Although they get a lot of press, many of the now-proposed laws mirror those on the books in most states, including Massachusetts.  We have a strict parental consent with judicial override law; we have requirements on explaining what an abortion is and the possible effects; we have a requirement to inform patients seeking an abortion of the alternatives to the procedure.  The question is not always what law is on the books, but its enforcement.  Massachusetts has no interest in expending resources to police a system that seems to be functioning safely and effectively.  As the statistics demonstrate, where abortion is available, fewer people have them and where it is unlawful, more people die seeking them.  While states should provide individual laboratories for experimentation, we know how this one ends up; more poverty and more despair.  It is ironic that the states seeking to restrict abortions are the same ones seeking to expand gun rights. 

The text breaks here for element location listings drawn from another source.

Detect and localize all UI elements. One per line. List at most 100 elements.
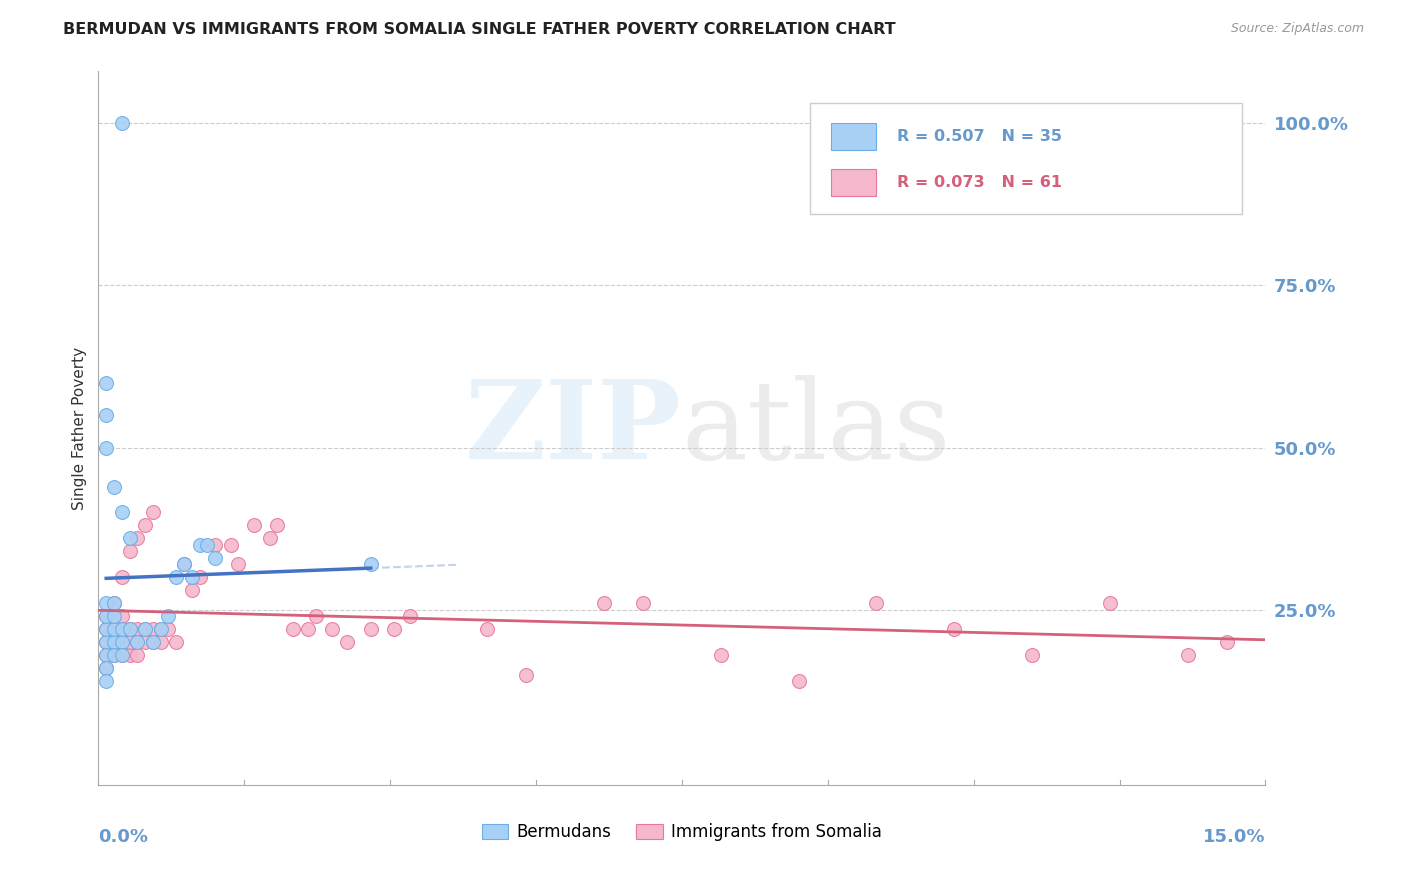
Point [477,622,499,636]
Point [165,570,187,584]
Point [219,538,242,552]
Legend: Bermudans, Immigrants from Somalia: Bermudans, Immigrants from Somalia [475,817,889,848]
Y-axis label: Single Father Poverty: Single Father Poverty [72,347,87,509]
Point [118,622,141,636]
Point [134,622,156,636]
Point [111,116,134,130]
Point [281,622,304,636]
Point [188,570,211,584]
Point [134,622,156,636]
Point [118,622,141,636]
Point [142,635,165,649]
Text: 0.0%: 0.0% [98,828,149,846]
Point [1215,635,1237,649]
Point [142,635,165,649]
FancyBboxPatch shape [810,103,1241,214]
Point [96,441,118,455]
Point [1098,596,1121,610]
Point [96,674,118,689]
Point [111,648,134,663]
Point [943,622,966,636]
Point [195,538,218,552]
Point [103,609,125,624]
Point [157,609,180,624]
Point [96,661,118,675]
Point [865,596,887,610]
Point [1021,648,1043,663]
Point [515,667,537,681]
Point [96,622,118,636]
Text: R = 0.507   N = 35: R = 0.507 N = 35 [897,128,1062,144]
Point [96,648,118,663]
Point [173,558,195,572]
Point [118,648,141,663]
Point [96,648,118,663]
Point [103,596,125,610]
Point [259,532,281,546]
Point [103,635,125,649]
Point [360,622,382,636]
Point [297,622,319,636]
Point [111,570,134,584]
Point [96,635,118,649]
Point [321,622,343,636]
Point [180,583,202,598]
Point [382,622,405,636]
Point [142,506,165,520]
Point [96,609,118,624]
Point [149,622,172,636]
Point [204,538,226,552]
Point [266,518,288,533]
Point [228,558,250,572]
Point [134,518,156,533]
Point [96,635,118,649]
Point [118,532,141,546]
FancyBboxPatch shape [831,123,876,150]
Point [305,609,328,624]
Point [149,622,172,636]
Point [127,622,149,636]
Point [188,538,211,552]
Text: 15.0%: 15.0% [1204,828,1265,846]
Point [111,635,134,649]
Text: Source: ZipAtlas.com: Source: ZipAtlas.com [1230,22,1364,36]
Point [103,635,125,649]
Point [111,648,134,663]
Point [398,609,420,624]
Point [111,506,134,520]
Point [118,635,141,649]
Point [593,596,616,610]
Point [127,532,149,546]
Point [96,609,118,624]
Text: BERMUDAN VS IMMIGRANTS FROM SOMALIA SINGLE FATHER POVERTY CORRELATION CHART: BERMUDAN VS IMMIGRANTS FROM SOMALIA SING… [63,22,896,37]
Point [103,596,125,610]
Point [134,635,156,649]
Point [96,408,118,422]
FancyBboxPatch shape [831,169,876,196]
Text: ZIP: ZIP [465,375,682,482]
Point [149,635,172,649]
Point [103,622,125,636]
Point [787,674,810,689]
Point [360,558,382,572]
Point [710,648,733,663]
Point [157,622,180,636]
Point [173,558,195,572]
Point [118,544,141,558]
Point [111,622,134,636]
Point [336,635,359,649]
Text: R = 0.073   N = 61: R = 0.073 N = 61 [897,175,1062,190]
Point [111,635,134,649]
Point [103,622,125,636]
Point [631,596,654,610]
Point [96,376,118,390]
Point [96,596,118,610]
Point [142,622,165,636]
Point [243,518,266,533]
Point [127,635,149,649]
Point [1177,648,1199,663]
Point [103,648,125,663]
Point [111,609,134,624]
Point [180,570,202,584]
Point [127,648,149,663]
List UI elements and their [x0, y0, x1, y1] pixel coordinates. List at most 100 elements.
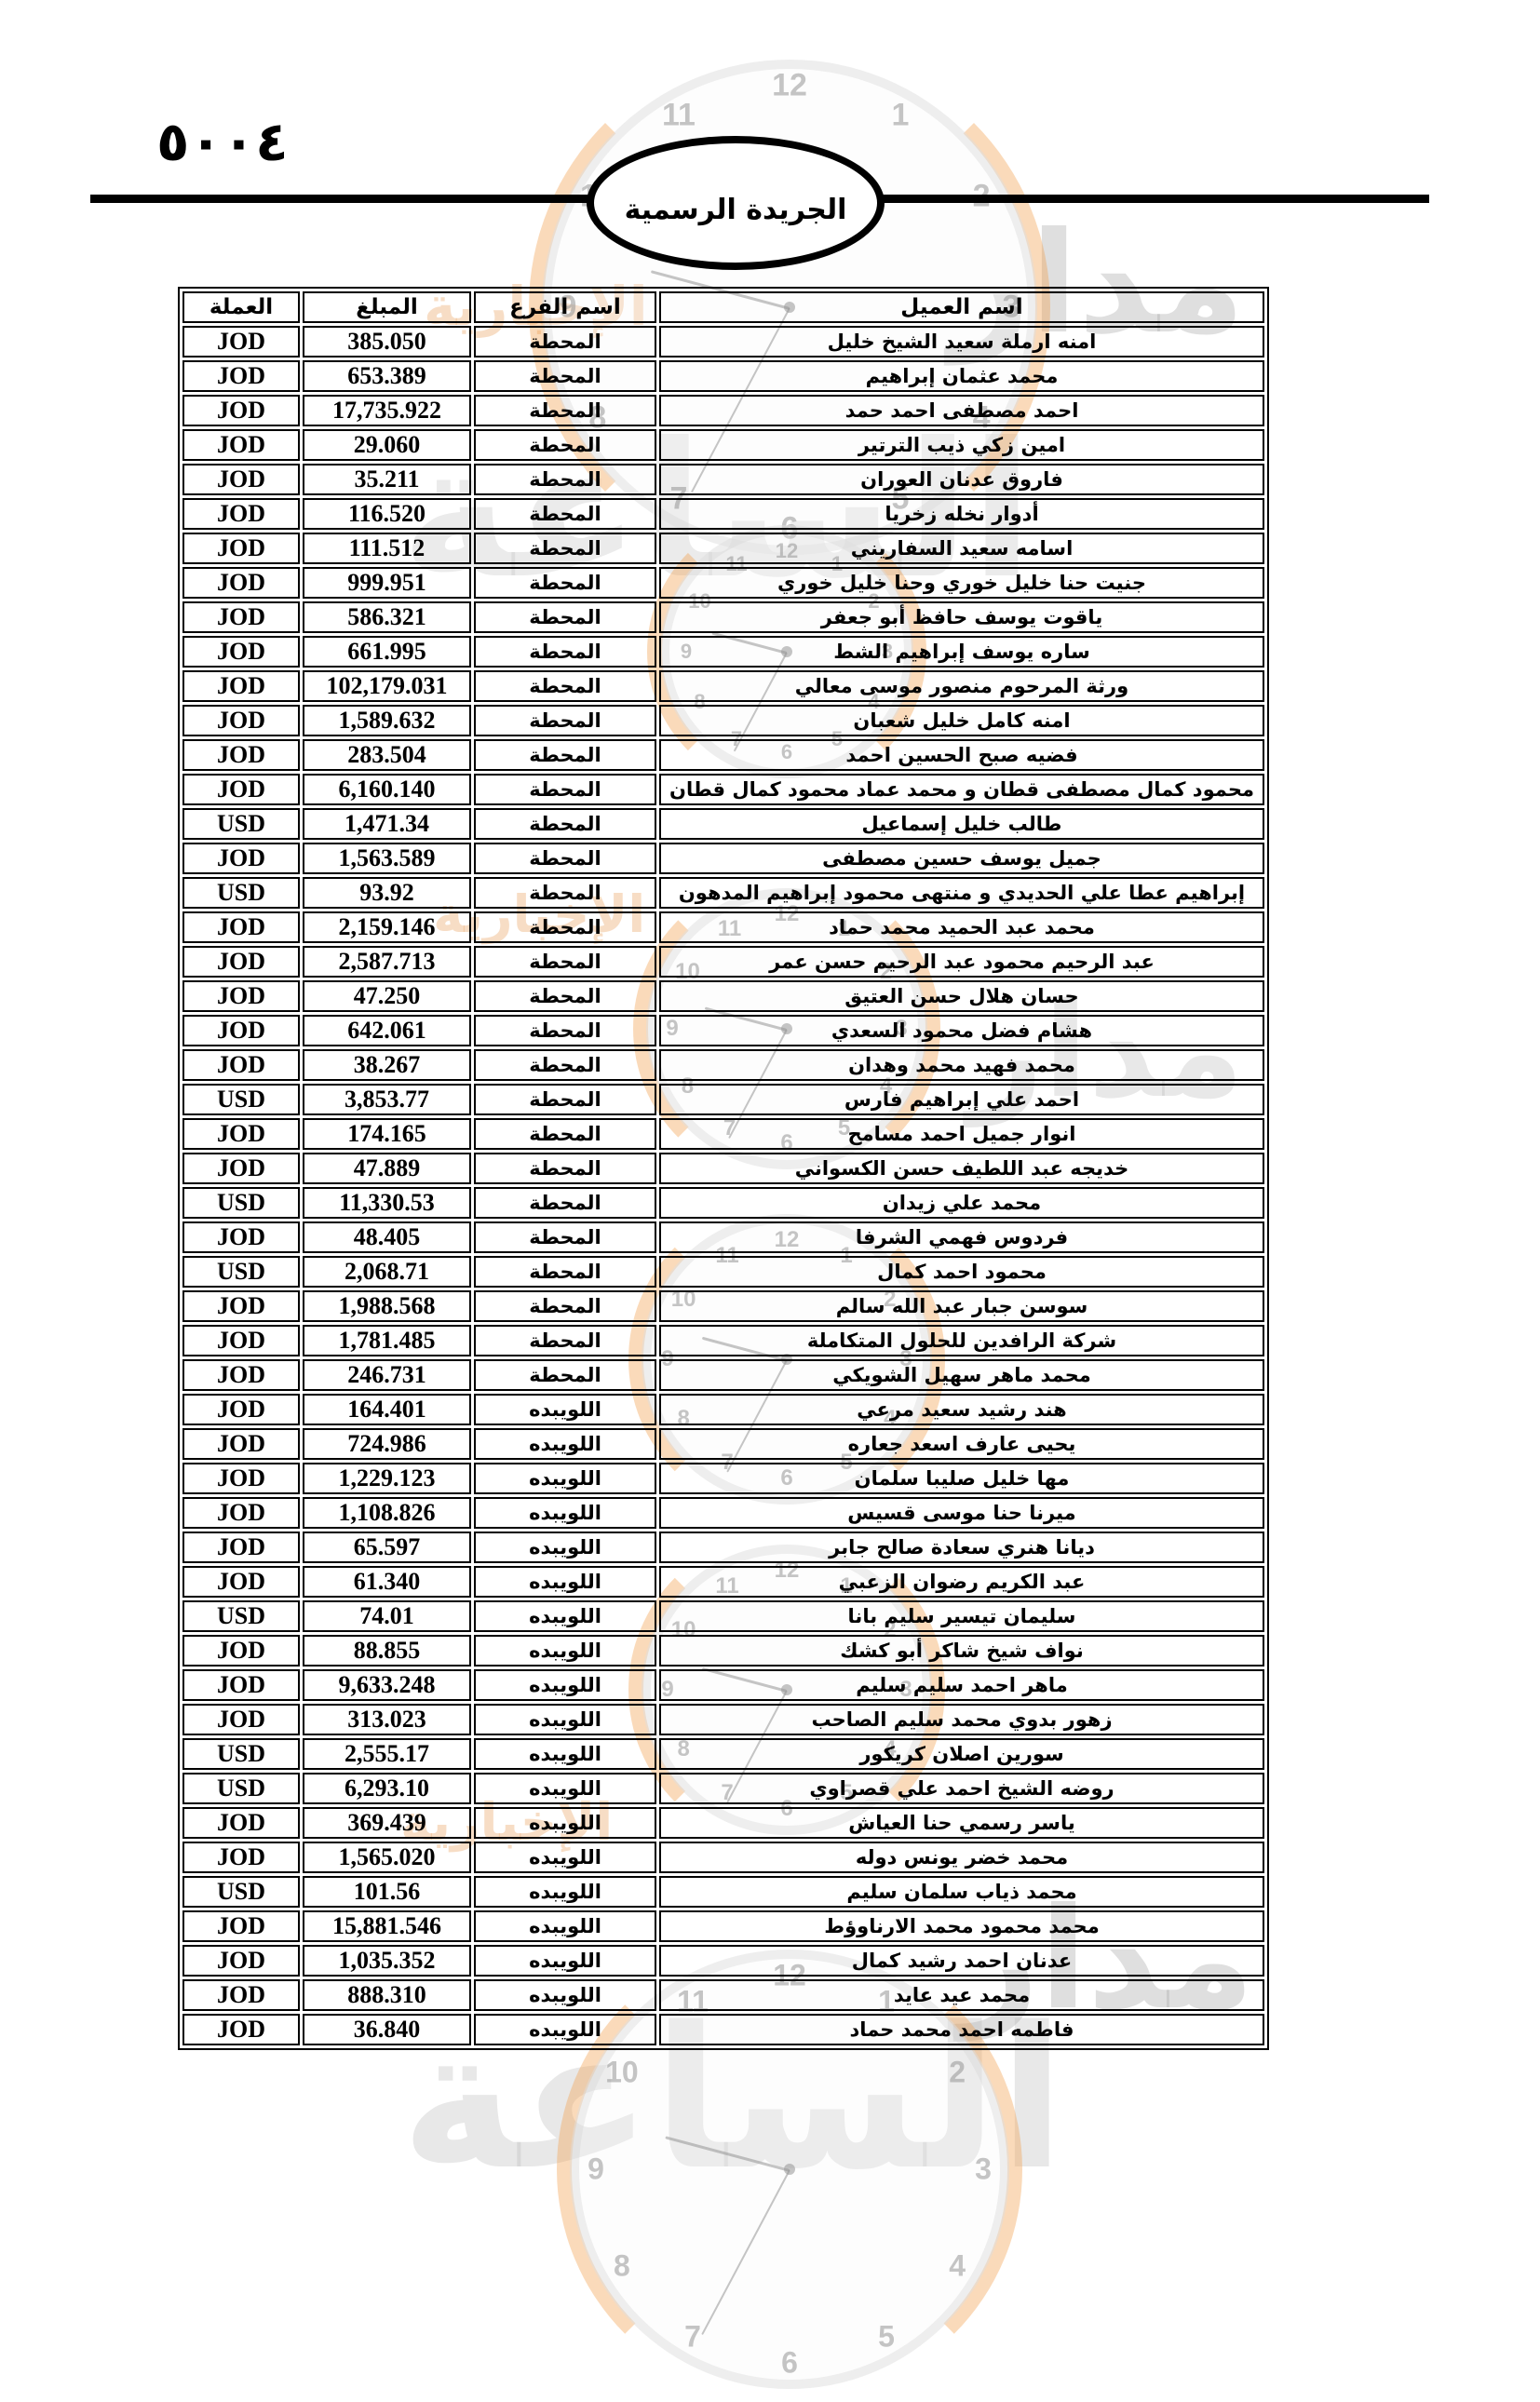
client-name-cell: ساره يوسف إبراهيم الشط	[659, 636, 1264, 668]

Democracy is a funny business.  We want a say in what goes on in our lives but when it really comes down to brass tacks, we are not always happy with the result.  In places where they elect Tea Party activists, they get bizarre, often unenforceable laws that have no bearing on better government.  Those states tend to have higher poverty rates combined with weaker educational systems.  They have a patchwork of criminal laws that do not resemble justice.  This was not the intent or that aspiration of any of the Framers.  They were men of progress and of science and of hope in the ability of people to see beyond themselves for a greater good.

There is not one of the Framers who could understand a stand your ground law; the Wild West was not part of their history - indeed their revolution was a last resort borne from repeated attempts to compromise with Britain.  There is not one who could possibly understand legislating medical procedures; in their world pregnancy and childbirth was left to the auspices of midwives and medical school had not yet been created.  There is not one who would support denying scientific discoveries; theirs was an ongoing quest to learn as much as possible whether by flying a kite or creating a nation.  It is even doubtful that any would scoff at marriage equality; they were more progressive than people give them credit for being.  But, really, democracy is not about the past: it is about the now.

With new laws seeking to restrict voting power, to deny voice, to limit access to medical, nutritional and educational services, to restrict liberty - all of which will be enforced through devoted resources at the expense of promoting the general welfare - we must hold up a mirror and ask what exactly it is that we are doing with our gift of democracy.  John Scopes' "Monkey Trial" was a make-believe media event set up by those who sought to strike down a law.  Contrast that frivolity with the death of Trayvon Martin and the media-driven trial resulting in the acquittal of George Zimmerman.  In Scopes, the point was to make a mockery of the law; in Zimmerman, the law made a mockery of justice.

As the nation was forming, an inquisitor asked Benjamin Franklin what form of government the convention had agreed upon.  He replied that we had formed a republic... "if you can keep it."  It is worth keeping and fighting for, no matter how long the tale of grief and sorrow and trial and truth.  It anticipates mistakes and compromise and trial and error; but gives us all the opportunity to continue to establish a more perfect union.  Together.  For as long as it takes.